More Edits, More Stable: Understanding the Lifelong Normalization in Sequential Model Editing
Abstract
Lifelong Model Editing aims to continuously update evolving facts in Large Language Models while preserving unrelated knowledge and general capabilities, yet it remains plagued by catastrophic forgetting and model collapse. Empirically, we find that the few recent editors resilient over long horizons share the same core strategy: Lifelong Normalization (LN), which normalizes value gradients using running statistics. Removing LN causes immediate collapse, and we observe a counter-intuitive positive cumulative effect where early edits can facilitate later edits. This suggests that with LN, early edits can stabilize the model and promote the success of future edits. Yet the mechanism of LN remains a "black box", leaving its precise role in lifelong stability poorly understood. In this work, we provide the first theoretical account of LN in the lifelong regime.
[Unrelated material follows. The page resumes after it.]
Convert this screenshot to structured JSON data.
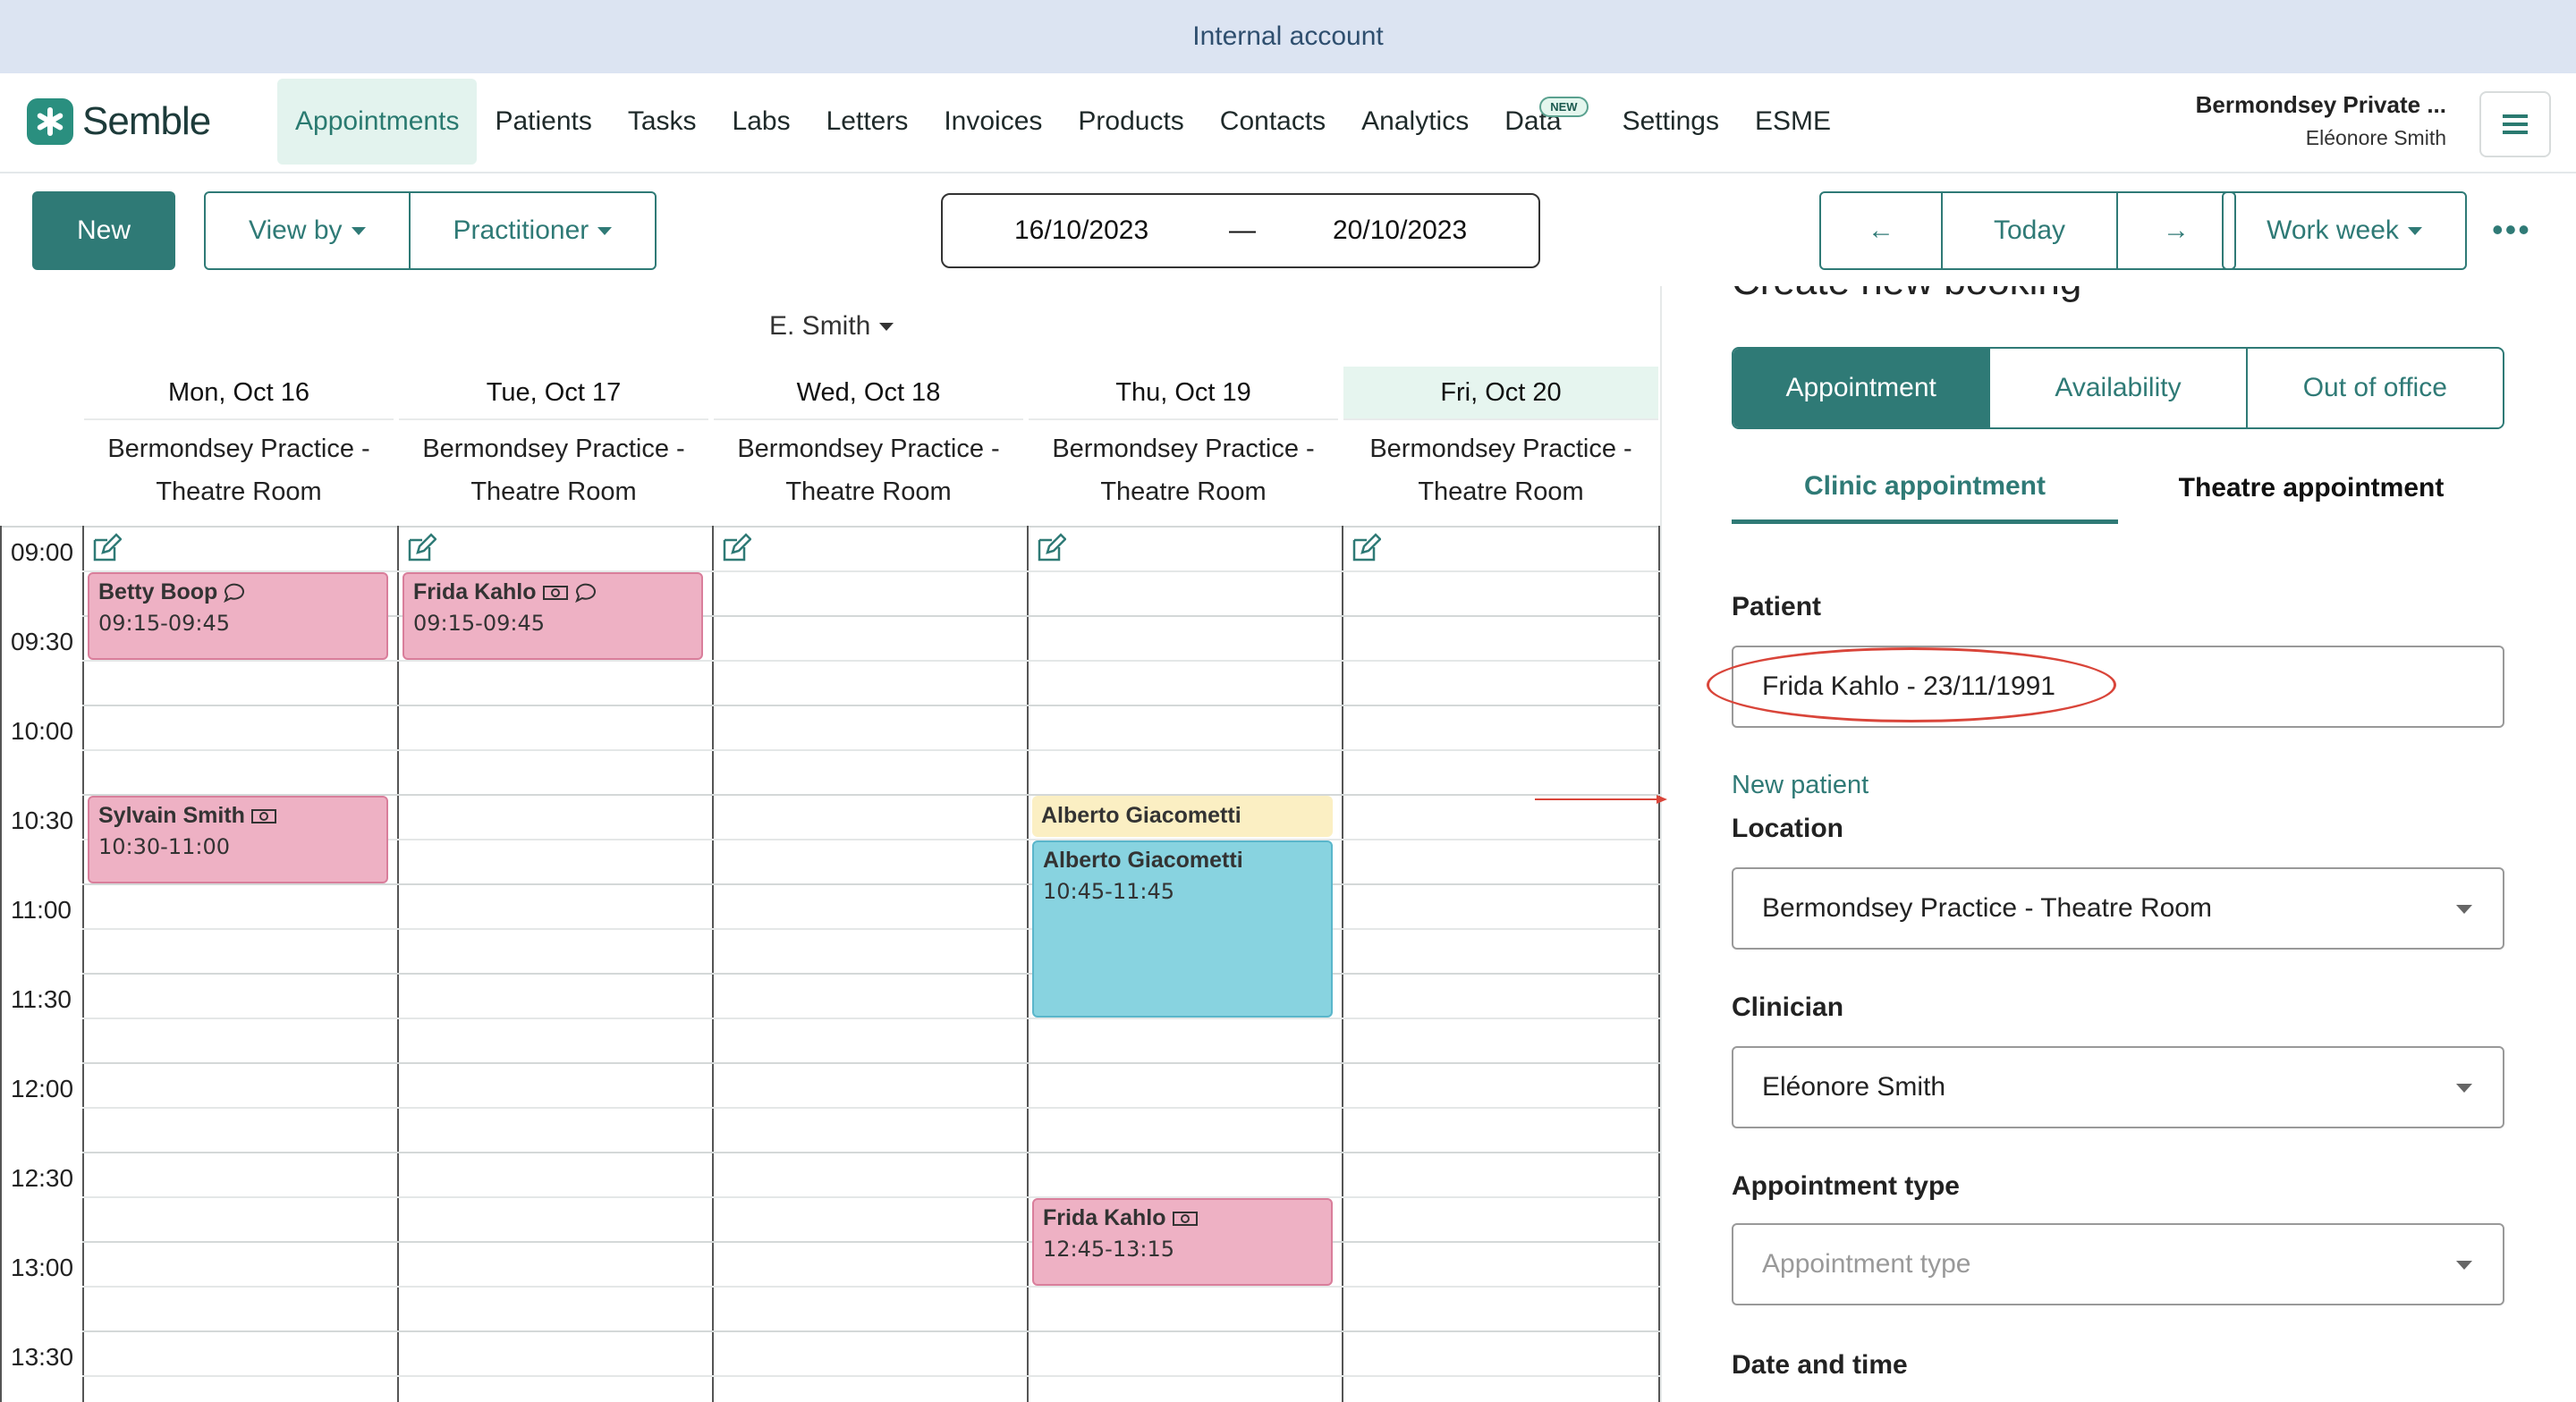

Our analysis reveals a self-reinforcing stability loop and proves that, when combined with ridge-regularized regression, LN yields updates with asymptotic orthogonality and bounded norms, directly mitigating forgetting and systemic collapse. Based on these insights, we derive StableEdit, which strengthens this stability loop via an explicit warm-up stage and full whitening, improving long-horizon stability at minimal overhead. Extensive experiments validate our theory and demonstrate competitive performance.